Sleepy Hollow Wakes Up
Twenty years to the day after operations ceased at the 100-acre General Motors Assembly Plant along the Hudson River in Sleepy Hollow, NY, ground was broken on Edge-On-Hudson, a mixed-use development that is expected to be a catalyst for economic development in the region. The 67-acre project, designed by Hart Howerton, is set to include a waterfront hotel, restaurants, retail space, 1,177 units of housing, and 16 acres of parkland. A winding promenade along the water links the existing River Walk to the south and Kingsland Point Park to the north.

Sticks, but No Stones
Socrates Sculpture Park and The Architectural League of New York have announced the winner of the Folly 2016 competition. “Sticks,” designed by Hou de Sousa
is modeled to fit and complement existing site conditions as a simple assembly of standard lumber that forms a structural frame for educational and community use, as well as art and material storage and display space. In addition, its porous façade reflects the park’s spirit of accessibility and dedication to transparency of process. Marking the program’s fifth and the park’s 30th anniversaries, Folly 2016 asked competition entrants to design a functional structure to enhance the park’s public programs. The result is a durable design that explores the relationship between art and architecture, while also creatively enhancing the park’s education studio, where more than 10,000 students annually participate in art-making classes. This summer, and in full view of the public, the firm will be in the park building the installation, which opens on 07.09.16.

This Just In

Real estate developer iStar is transforming a “down on its luck” 1.25-mile stretch of Asbury Park, NJ, waterfront with 20 projects, including hotels, condos, entertainment venues, and public spaces designed by Handel Architects, Oppenheim Architecture + Design, Stonehill & Taylor Architects, and New Jersey-based landscape architects Melillo + Bauer Associates.

Susan Rodriguez/Ennead Architects, in collaboration with Indianapolis-based Browning Day Mullins Dierdorf, is renovating the1982 I.M. Pei-designed Indiana University Art Museum that will be renamed the Sidney and Lois Eskenazi Museum of Art. The museum serves as a cultural and research resource to students, faculty, and the community.

Urbahn Architects has been selected to design the BelovED Middle School, a four-story, 40,000-square-foot charter school within a FEMA-designated flood zone in Jersey City.

Construction has begun on Crystal Towers, an eight-story supportive housing development designed by DeLaCour, Ferrera & Church Architects. Located in the Flatbush section of Brooklyn, the eight-story building contains approximately 91,100 square feet of residential space plus onsite supportive services and amenities, such as an outdoor recreation area and a multi-purpose room.
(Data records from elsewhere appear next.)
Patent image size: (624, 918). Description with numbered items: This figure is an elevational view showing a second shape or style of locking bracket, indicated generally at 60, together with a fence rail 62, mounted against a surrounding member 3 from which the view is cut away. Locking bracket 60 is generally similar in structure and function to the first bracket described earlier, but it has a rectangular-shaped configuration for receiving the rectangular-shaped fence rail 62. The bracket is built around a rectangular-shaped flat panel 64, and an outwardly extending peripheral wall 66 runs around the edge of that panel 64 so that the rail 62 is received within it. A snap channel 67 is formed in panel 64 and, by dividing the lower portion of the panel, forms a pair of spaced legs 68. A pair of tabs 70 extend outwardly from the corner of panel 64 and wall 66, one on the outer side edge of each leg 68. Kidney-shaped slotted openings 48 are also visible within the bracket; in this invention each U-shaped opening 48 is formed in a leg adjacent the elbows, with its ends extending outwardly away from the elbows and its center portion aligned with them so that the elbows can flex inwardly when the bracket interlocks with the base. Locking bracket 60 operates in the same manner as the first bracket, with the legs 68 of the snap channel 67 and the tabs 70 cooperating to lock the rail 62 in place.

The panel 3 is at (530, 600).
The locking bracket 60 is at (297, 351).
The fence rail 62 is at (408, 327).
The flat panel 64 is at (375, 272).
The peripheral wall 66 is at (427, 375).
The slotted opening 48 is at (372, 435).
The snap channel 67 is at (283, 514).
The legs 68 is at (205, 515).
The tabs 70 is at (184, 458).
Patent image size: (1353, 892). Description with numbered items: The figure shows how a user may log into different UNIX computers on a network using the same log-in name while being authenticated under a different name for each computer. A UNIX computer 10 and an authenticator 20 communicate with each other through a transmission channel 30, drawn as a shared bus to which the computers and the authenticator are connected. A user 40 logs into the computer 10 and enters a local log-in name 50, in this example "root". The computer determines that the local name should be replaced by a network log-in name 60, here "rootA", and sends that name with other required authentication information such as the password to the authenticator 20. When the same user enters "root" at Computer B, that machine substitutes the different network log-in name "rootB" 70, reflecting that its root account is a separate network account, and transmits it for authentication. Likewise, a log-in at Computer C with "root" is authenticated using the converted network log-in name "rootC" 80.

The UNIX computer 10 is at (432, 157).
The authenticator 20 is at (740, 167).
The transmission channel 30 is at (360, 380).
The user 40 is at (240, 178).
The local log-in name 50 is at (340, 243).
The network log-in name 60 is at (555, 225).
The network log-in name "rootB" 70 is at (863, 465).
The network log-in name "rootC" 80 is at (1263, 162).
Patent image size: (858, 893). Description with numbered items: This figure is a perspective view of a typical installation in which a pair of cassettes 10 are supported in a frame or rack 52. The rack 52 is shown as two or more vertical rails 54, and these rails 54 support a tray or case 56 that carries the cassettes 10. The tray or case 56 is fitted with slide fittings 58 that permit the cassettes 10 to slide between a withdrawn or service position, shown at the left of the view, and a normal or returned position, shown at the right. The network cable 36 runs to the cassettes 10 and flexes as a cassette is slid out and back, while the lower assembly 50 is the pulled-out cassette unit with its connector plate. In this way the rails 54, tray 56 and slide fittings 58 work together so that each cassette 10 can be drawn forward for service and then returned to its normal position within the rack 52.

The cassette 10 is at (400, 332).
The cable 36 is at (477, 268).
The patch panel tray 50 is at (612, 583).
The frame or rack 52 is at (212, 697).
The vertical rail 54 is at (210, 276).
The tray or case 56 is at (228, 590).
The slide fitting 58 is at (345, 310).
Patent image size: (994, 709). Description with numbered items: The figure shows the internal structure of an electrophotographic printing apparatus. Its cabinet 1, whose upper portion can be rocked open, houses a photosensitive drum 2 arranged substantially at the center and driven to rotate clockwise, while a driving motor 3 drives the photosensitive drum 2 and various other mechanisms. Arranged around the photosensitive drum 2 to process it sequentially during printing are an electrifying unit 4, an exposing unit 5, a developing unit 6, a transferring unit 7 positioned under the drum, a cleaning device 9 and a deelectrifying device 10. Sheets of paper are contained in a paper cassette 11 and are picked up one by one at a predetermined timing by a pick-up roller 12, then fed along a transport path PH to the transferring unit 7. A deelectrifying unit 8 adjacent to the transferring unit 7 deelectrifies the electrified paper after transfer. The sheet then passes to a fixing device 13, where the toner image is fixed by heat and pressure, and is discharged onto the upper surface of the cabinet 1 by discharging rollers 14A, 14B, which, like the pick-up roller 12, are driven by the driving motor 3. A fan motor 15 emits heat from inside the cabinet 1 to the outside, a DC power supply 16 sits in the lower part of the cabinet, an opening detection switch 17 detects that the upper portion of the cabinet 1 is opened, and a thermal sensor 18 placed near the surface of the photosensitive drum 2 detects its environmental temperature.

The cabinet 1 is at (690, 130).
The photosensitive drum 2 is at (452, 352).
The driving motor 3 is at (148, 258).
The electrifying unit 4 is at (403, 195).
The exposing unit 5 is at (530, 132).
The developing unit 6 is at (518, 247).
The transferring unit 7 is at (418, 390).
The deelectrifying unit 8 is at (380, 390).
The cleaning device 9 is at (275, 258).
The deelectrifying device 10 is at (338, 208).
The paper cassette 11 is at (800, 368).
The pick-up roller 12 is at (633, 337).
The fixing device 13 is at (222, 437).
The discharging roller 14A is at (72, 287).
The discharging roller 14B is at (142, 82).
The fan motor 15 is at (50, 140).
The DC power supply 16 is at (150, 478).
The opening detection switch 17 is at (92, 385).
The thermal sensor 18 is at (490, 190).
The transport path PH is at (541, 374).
Archidose tours Louis I. Kahn‘s newly reopened Yale Center for British Art after a conservation effort by New Haven’s Knight Architecture and London-based Peter Inskip + Peter Jenkins Architects, who respectively served as architect and conservation architect on the project.

According to The New York Times, 40% of the buildings in Manhattan could not be built today, because they are either too tall, or have too many apartments or…

The video tribute to Zaha Hadid, produced by Dezeen and Architizer, features Deborah Berke, FAIA, Norman Foster, Bjarke Ingels, Daniel Libeskind, AIA, Richard Rogers, and many others, premiered at the A+Awards on 05.02.16.

EarthCam has produced a time-lapse video of the construction of the Santiago Calatrava-designed Oculus at the World Trade Center.